De joelhos em frente ao pedestal, passava rapidamente as mãos na parede procurando por algo que ainda não encontrara. Gotas de suor molhavam o chão, o desespero parecia lhe tomar conta, a sua respiração aumentava junto com a vontade de querer achar o que tanto procurava, a dificuldade era tatear a parede ao mesmo tempo em que apurava os ouvidos a qualquer som que não fosse vindo dele mesmo. Depois de algum tempo procurando, sentiu um ponto em alto relevo, apertou-o com mais força, um buraco de mais ou menos vinte centímetros de diâmetro se abriu com um som de pedras se deslocando, o sujeito ria como se aquilo fosse a melhor coisa do mundo. Ao abrir a cavidade por inteiro, um forte trovão o assustou resultando em um pulo desengonçado. Olhou para trás novamente, então teve a certeza de estar sozinho por ali. Os pingos de uma chuva forte pareciam tiros ensurdecedores nos vitrais do teto acima de sua cabeça.

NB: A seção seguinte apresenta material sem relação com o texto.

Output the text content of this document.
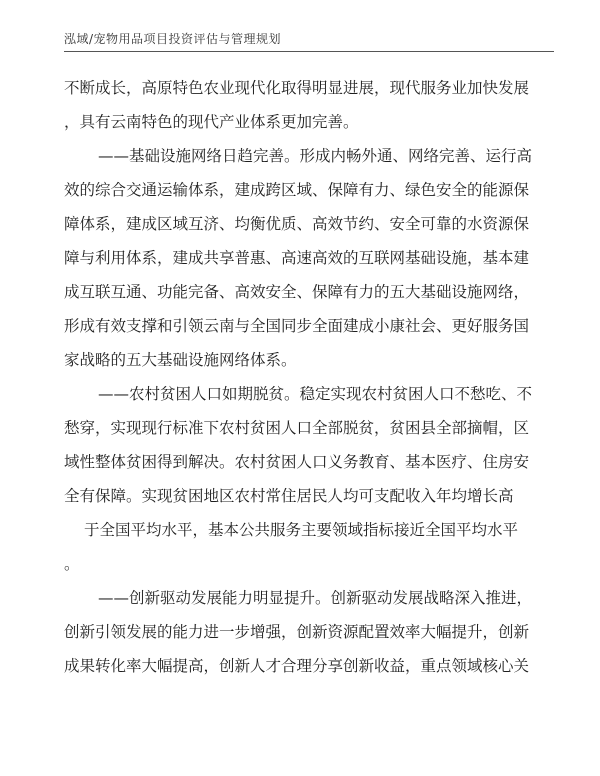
泓域/宠物用品项目投资评估与管理规划
不断成长，高原特色农业现代化取得明显进展，现代服务业加快发展
，具有云南特色的现代产业体系更加完善。
——基础设施网络日趋完善。形成内畅外通、网络完善、运行高
效的综合交通运输体系，建成跨区域、保障有力、绿色安全的能源保
障体系，建成区域互济、均衡优质、高效节约、安全可靠的水资源保
障与利用体系，建成共享普惠、高速高效的互联网基础设施，基本建
成互联互通、功能完备、高效安全、保障有力的五大基础设施网络，
形成有效支撑和引领云南与全国同步全面建成小康社会、更好服务国
家战略的五大基础设施网络体系。
——农村贫困人口如期脱贫。稳定实现农村贫困人口不愁吃、不
愁穿，实现现行标准下农村贫困人口全部脱贫，贫困县全部摘帽，区
域性整体贫困得到解决。农村贫困人口义务教育、基本医疗、住房安
全有保障。实现贫困地区农村常住居民人均可支配收入年均增长高
于全国平均水平，基本公共服务主要领域指标接近全国平均水平
。
——创新驱动发展能力明显提升。创新驱动发展战略深入推进，
创新引领发展的能力进一步增强，创新资源配置效率大幅提升，创新
成果转化率大幅提高，创新人才合理分享创新收益，重点领域核心关
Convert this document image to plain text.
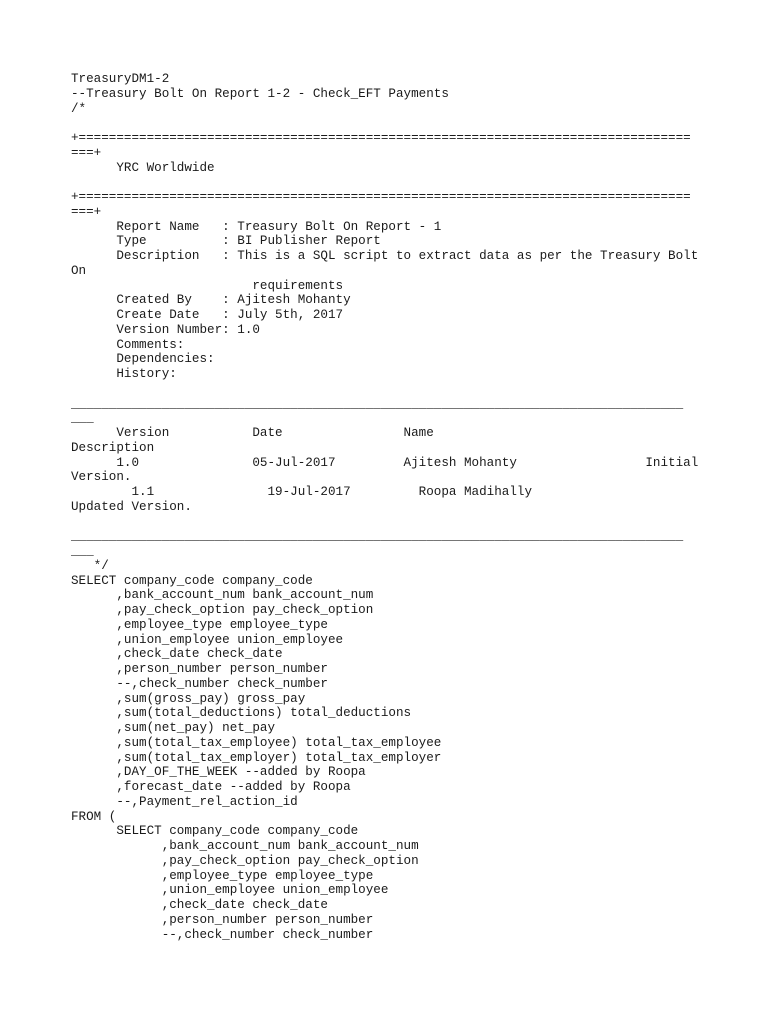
TreasuryDM1-2
--Treasury Bolt On Report 1-2 - Check_EFT Payments
/*
+=================================================================================
===+
YRC Worldwide
+=================================================================================
===+
Report Name   : Treasury Bolt On Report - 1
Type          : BI Publisher Report
Description   : This is a SQL script to extract data as per the Treasury Bolt
On
requirements
Created By    : Ajitesh Mohanty
Create Date   : July 5th, 2017
Version Number: 1.0
Comments:
Dependencies:
History:
_________________________________________________________________________________
___
Version           Date                Name
Description
1.0               05-Jul-2017         Ajitesh Mohanty                 Initial
Version.
1.1               19-Jul-2017         Roopa Madihally
Updated Version.
_________________________________________________________________________________
___
*/
SELECT company_code company_code
,bank_account_num bank_account_num
,pay_check_option pay_check_option
,employee_type employee_type
,union_employee union_employee
,check_date check_date
,person_number person_number
--,check_number check_number
,sum(gross_pay) gross_pay
,sum(total_deductions) total_deductions
,sum(net_pay) net_pay
,sum(total_tax_employee) total_tax_employee
,sum(total_tax_employer) total_tax_employer
,DAY_OF_THE_WEEK --added by Roopa
,forecast_date --added by Roopa
--,Payment_rel_action_id
FROM (
SELECT company_code company_code
,bank_account_num bank_account_num
,pay_check_option pay_check_option
,employee_type employee_type
,union_employee union_employee
,check_date check_date
,person_number person_number
--,check_number check_number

Ainda ajoelhado, colocou a mão encardida no bolso da túnica e tirou um embrulho vermelho de dez centímetros exibindo um brasão bordado no centro. O símbolo não era estranho e quase pegava metade do embrulho, o tecido era fino e brilhava muito com a luminosidade do lustre do teto próximo a abside.
Olhou para a pequena brecha na parede, colocou o pano avolumado no interior da cavidade e tentou procurar outro local na parede para fechar a abertura. Com a ajuda das mãos no chão ele se colocou em pé.
Direcionou o olhar para o teto ovular, que apresentava figuras de Jesus Cristo com anjos acima da sua cabeça e abaixo dele outras divindades e animais, que demonstravam a supremacia da igreja na idade média, ele disse:
- Senhor meu. Espero que eu tenha feito tudo da forma mais correta possível – disse isso pegando uma navalha que estava presa em um suporte na canela. Abriu a túnica e com a lâmina começou a ferir violentamente o seu peito nada robusto, se cortou até a região do abdômen, viu o líquido vermelho escorrer pelo corpo até o chão. Sentia muita dor, mas mesmo assim continuou a fazer outro ferimento horizontal no peito cruzando com o primeiro, formando uma cruz, o sangue escorria demasiadamente. Passou o dedo indicador nos ferimentos e com ele encheu toda a escada branca do pedestal de símbolos e palavras em latim. Alguns minutos depois, tentou estancar com as mãos o machucado, porém não conseguiu, era grande o ferimento, desistiu e se arrastou para o meio da abside deixando um grande rastro de sangue no chão, com o corpo fraco se apoiou em um banco próximo, mas caiu de cara no piso liso, não tinha mais forças para sair dali, pensou que fosse morrer.
Levantou-se com esforço sobre-humano, quando fez isso um envelope branco caiu da sua túnica sem ser percebido, andou até a corda avermelhada e olhou novamente para a abside, viu uma imagem totalmente aterrorizante.
Deu as costas para a abobadada enquanto cuspia sangue pela boca e se dirigiu para a mesma sala de onde veio, após trancá-la, colocou metade do corpo para dentro do buraco que descia pela escada, olhou para todo o local como se nunca mais fosse voltar ali e com um som estridente fechou a pequena porta cravada no chão.
A sala toda mergulhou na luz dos relâmpagos e nos ensurdecedores barulhos dos fortes trovões. E o que restou foram somente a solidão e o eco abafado da madrugada e da chuva batendo na janela, nada mais que isso.